Reasonable Theoretical Framework

A theoretical framework of a research serves as a link to the existing knowledge which guides researchers to formulate a hypothesis and come up with an appropriate research method. A researcher is able to answer questions of how and why by stating the theoretical assumptions of the research study (Hernon & Schwartz, 2007). Further, the theoretical framework serves to provide a broader view of uncountable phenomenon facets and deter researchers from merely explaining the phenomena. It also pinpoints the major variables that form the phenomenon of interest by identifying the confines of some generalizations (Ellis & Levy, 2008). It is through a theoretical framework that a researcher can investigate the differences in variables in multiple groups.

A theoretical framework is developed through brainstorming the major variables of the research project and examining the research problem, topic, or the thesis title. Through a review of the literature, a researcher is able to find the answers to the research problem in addition to identifying the variables and constructs relevant to the study to arrive at the relationship between the major variables of the study (Leedy & Ormrod, 2010). Lastly, a theoretical framework is developed through a discussion of the propositions with the researcher choosing the relevant parts of the process.

Conclusion

A research problem is the statement that completely and clearly lays down the rationale of the research process.

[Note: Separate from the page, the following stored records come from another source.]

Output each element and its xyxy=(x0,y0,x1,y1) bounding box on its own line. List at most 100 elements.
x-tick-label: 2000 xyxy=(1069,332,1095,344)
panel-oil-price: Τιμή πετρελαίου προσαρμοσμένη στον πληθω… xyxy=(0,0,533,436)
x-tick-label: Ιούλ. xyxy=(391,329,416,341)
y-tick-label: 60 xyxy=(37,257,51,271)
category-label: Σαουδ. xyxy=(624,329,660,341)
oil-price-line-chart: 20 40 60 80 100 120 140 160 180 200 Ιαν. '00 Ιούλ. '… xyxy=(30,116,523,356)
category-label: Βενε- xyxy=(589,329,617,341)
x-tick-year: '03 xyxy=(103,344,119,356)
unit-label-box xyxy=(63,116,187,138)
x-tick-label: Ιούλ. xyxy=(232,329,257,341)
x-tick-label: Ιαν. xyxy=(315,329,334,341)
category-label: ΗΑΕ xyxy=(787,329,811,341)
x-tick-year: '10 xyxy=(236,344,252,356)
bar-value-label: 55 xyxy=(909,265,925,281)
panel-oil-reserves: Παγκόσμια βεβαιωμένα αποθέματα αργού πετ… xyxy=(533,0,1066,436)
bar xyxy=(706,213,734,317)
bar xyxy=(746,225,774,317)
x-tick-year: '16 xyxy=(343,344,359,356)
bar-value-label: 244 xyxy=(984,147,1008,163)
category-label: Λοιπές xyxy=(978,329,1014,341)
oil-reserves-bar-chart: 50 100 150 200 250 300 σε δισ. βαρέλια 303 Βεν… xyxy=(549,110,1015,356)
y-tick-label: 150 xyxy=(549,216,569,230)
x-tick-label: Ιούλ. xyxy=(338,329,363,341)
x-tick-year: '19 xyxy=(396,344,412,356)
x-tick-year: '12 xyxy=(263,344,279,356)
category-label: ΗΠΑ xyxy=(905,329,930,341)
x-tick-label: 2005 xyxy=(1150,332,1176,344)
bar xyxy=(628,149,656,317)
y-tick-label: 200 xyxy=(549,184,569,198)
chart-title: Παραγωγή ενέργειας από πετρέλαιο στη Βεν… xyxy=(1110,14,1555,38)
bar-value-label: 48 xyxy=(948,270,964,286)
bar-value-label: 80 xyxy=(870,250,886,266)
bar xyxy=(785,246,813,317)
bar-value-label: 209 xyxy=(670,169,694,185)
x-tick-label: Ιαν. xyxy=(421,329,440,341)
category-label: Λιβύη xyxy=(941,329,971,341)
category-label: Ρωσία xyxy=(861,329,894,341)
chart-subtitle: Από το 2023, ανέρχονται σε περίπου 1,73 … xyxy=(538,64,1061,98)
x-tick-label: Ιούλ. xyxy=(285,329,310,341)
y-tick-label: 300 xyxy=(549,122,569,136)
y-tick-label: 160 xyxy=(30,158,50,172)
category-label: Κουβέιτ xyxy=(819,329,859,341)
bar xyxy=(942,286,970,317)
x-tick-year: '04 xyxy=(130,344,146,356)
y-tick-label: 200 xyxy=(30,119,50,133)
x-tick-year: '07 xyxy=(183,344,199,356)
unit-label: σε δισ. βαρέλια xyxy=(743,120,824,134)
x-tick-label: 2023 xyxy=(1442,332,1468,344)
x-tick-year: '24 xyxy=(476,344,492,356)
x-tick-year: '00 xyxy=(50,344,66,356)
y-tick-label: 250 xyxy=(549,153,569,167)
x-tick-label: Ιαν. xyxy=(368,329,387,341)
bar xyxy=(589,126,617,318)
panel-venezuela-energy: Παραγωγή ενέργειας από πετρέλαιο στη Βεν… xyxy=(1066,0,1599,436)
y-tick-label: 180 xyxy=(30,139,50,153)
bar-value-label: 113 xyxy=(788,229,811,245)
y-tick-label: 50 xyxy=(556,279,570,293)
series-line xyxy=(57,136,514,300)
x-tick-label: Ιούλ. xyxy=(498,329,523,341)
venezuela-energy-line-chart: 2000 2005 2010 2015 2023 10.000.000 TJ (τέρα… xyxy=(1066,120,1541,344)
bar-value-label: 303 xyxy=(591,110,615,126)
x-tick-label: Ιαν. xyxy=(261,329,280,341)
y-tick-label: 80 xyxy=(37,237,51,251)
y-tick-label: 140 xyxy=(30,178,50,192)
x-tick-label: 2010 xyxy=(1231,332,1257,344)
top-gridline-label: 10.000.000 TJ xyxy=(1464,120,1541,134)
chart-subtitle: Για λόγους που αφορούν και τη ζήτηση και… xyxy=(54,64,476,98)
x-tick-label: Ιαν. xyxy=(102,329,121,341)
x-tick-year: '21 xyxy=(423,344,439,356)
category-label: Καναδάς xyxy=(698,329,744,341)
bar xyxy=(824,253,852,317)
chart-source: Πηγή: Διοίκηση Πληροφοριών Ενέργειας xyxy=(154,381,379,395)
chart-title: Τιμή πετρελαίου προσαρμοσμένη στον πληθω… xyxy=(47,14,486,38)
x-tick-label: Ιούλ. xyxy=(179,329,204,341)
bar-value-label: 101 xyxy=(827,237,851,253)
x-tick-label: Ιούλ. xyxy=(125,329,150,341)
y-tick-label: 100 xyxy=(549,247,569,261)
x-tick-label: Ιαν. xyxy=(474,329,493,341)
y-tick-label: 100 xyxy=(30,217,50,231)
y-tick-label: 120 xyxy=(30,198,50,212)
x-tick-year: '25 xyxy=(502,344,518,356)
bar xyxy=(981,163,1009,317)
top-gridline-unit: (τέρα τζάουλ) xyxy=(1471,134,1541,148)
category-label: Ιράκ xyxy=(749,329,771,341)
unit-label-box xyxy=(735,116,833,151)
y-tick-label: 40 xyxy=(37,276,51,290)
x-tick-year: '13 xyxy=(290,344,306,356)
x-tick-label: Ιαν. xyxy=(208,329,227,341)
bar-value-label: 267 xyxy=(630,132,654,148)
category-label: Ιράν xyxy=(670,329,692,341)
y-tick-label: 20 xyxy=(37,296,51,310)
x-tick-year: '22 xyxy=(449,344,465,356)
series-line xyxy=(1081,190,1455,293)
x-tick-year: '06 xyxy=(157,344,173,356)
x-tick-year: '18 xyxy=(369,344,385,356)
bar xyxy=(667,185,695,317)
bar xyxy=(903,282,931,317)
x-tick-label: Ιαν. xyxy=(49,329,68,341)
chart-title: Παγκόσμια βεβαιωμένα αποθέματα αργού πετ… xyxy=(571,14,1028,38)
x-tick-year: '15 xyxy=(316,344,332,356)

Identifying a good research question is thus a constituent element of a reasonable theoretical framework for any research work. This leads the research users to new heights of inquiry as the researcher asks questions that have never been raised before. A research problem should show the possibility of investigation in an empirical manner in terms of data collection and analysis. This entails following some guidelines to resolve the original problem. The researcher should ensure that the research problem meets the set requirements of a researchable problem and applied conclusively.